25 years

When my father had been flying crop dusters for 25 years, he decided to hang up that part of his career. He sold that part of his business, including the airplanes used to apply agricultural chemicals. He also sold the fixed base operation at the airport, in order to make the business he sold large enough to succeed. One of the two partners who bought that part of the business eventually bought out the other one and had a long and successful business. His sons still operate the airport in my home town.

When my father had been selling farm machinery for 25 years, he said, “25 years is long enough for any venture.” He sold his machinery business, leasing company, feed store and the inventory of new and used farm machinery. He also sold his franchise.

My father never officially retired. He was always starting some kind of new venture. His years in the farm machinery business overlapped with his years as a crop duster. When he sold the farm machinery business, he kept a truck and a tractor and other equipment that he used to go into the roofing business with one of my brothers. He remodeled a house. He managed rental properties.
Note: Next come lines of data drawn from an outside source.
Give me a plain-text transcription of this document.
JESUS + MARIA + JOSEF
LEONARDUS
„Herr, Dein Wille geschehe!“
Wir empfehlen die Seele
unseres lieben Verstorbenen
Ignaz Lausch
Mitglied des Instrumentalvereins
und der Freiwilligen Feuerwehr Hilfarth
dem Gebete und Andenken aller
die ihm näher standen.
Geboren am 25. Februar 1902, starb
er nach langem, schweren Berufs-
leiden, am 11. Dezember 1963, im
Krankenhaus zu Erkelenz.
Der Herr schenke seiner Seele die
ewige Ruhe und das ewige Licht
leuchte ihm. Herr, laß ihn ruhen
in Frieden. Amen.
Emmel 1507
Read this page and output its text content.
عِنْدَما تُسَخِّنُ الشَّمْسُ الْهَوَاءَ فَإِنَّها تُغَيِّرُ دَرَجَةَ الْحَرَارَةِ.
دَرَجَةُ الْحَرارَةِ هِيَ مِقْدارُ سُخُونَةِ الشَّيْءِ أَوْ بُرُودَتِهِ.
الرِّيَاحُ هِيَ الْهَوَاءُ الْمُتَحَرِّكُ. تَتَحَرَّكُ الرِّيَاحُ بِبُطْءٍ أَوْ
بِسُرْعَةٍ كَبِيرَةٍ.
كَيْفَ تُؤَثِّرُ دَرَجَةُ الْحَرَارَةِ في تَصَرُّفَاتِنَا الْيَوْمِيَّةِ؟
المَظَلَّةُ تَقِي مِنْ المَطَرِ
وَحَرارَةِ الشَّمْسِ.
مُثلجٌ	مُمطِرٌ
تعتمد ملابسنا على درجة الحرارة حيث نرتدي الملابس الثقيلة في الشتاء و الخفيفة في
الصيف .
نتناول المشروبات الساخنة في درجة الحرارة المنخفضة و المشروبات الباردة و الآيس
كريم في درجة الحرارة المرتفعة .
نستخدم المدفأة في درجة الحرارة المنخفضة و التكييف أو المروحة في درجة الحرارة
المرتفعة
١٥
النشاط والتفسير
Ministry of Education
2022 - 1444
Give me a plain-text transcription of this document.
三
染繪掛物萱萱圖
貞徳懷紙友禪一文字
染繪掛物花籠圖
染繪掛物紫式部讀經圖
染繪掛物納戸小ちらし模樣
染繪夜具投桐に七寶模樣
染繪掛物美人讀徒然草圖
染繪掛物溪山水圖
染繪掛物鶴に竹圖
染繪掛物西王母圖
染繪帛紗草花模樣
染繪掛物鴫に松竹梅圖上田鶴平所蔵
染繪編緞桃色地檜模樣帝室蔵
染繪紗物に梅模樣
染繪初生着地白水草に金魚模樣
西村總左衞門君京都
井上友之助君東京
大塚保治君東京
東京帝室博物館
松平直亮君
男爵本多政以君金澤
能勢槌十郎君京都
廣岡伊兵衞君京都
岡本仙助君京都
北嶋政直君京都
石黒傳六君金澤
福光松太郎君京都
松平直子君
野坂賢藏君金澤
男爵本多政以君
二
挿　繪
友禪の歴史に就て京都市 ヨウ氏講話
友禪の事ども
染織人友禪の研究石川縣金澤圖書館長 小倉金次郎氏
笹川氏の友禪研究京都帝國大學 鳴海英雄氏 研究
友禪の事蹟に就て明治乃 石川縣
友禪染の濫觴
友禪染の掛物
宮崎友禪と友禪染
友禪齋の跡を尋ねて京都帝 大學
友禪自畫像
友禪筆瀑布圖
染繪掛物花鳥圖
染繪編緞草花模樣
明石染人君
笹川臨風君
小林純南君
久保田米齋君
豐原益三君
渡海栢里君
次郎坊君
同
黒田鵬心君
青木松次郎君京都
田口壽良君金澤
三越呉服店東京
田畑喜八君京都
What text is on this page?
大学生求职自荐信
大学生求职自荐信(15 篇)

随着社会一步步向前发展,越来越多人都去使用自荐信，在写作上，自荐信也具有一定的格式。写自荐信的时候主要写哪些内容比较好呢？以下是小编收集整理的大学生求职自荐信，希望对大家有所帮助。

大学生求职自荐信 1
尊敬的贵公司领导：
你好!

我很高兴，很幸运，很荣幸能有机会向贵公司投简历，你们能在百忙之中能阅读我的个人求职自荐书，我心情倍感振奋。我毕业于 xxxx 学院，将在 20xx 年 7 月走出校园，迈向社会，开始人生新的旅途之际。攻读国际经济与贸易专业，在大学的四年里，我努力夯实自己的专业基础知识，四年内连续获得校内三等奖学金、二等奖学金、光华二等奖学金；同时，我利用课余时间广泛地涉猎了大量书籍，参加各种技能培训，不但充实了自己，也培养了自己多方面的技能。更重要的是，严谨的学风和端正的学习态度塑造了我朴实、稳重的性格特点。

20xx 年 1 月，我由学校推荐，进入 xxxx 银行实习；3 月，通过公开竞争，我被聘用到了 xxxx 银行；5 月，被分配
My father died young, before he reached the age of 60. I think that he lived most of his life with a sense that he might die young. When he started flying, it was a risky business and many pilots were lost in accidents. At any rate, he was a realist about life and death and he did not expect that he would live to old age.

Because my father sold his flying business before I began my career, all of my career has taken place after many conversations I had with him about how 25 years was long enough for any venture. His sense that one ought to go to work, make a contribution and then move aside so new leaders can emerge has stuck with me and been in the back of my mind for all of my working life. Now that I am in my 25th year as pastor of this congregation, and I have announced that this will be my last, it looms large.

Of course, there is nothing magic about 25 years. It is a good, long time. It isn’t a bad span for a career, though a bit short for most. There are plenty of other ways to count the span of a career. The US military offers significant retirement benefits after 20 years of service. There was a time when Methodist pastors were moved from one congregation to the other on an average of every four years. I have plenty of colleagues who have built entire careers without ever serving a single church for a decade.

When I began my career, a professor warned me of the “four year itch” After spending four years in high school, four years in undergraduate school, and four years in seminary, many seminary graduates served their first congregation for four years and then began looking for a move. My life didn’t quite line up with those ways of counting. I spent only 3 years in high school and though I spent 4 years in seminary, I completed my master’s program in 3 years and invested the 4th year in earning a professional doctorate. But my professor was right. I did have a sense that it was time to move after four years in the parish. Fortunately, I resisted that urge and served seven years before moving on from my first call. At the time we began our careers another mentor said that three years would be sufficient parish experience before going into specialized ministry. I seriously considered that path, but have never regretted not following it.

When we left our first parish, we accepted the call to become pastors in a mid sized congregation that had a history of conflict with pastors. The previous four pastors had left on uncomfortable terms and three of the four had left the pastoral ministry after serving that congregation. We resolved not to end our pastoral in that manner. We set the goal of coming to the end of that ministry on positive terms and leaving the congregation feeling good about themselves and their ability to attract leaders. We served that congregation for a decade. In that time the church grew, and, after years of preparation was launching a major remodeling and addition to the physical building. It was a good time to leave the congregation feeling good about themselves. The era of conflict with pastors was behind them and now, a quarter of a century later, it has not returned.

When we came to this call, we had no sense of how long it would be. We had teenage children and hoped that it would be our call long enough for them to graduate from high school. It was. They did. And we continued to feel called to this ministry.

Now there is a unique feeling to the work that I do. On the one hand there are lots of anniversaries in my work. Next week will be our 25th Thanksgiving. Our 25th Christmas will follow. My lawn mower has survived 25 summers of mowing without the need of major repairs. On the other hand, I am aware that there are many things that I am doing for the last time. As we plan our Advent worship, there is a sense of finality about it. I may not be planning Advent worship at this time next year. After a career of moving most of our family’s Christmas celebrations to the week after Christmas day, I may be available to celebrate with family when Christmas 2020 comes around. In the summer, I received my annual datebook and planner from the denomination and thought with nostalgia, “this could be the last one of these I’ll ever have.”

Change is not mostly sad. I am filled with excitement about new possibilities that are opening up in my life. We are beginning a new adventure and have no idea where it will take it.

If you enjoy reading my journal, rest assured. I only started posting daily essays to the Internet in 2007. That’s only 12 years ago. I’ve got a lot more years before I will have been doing that for 25.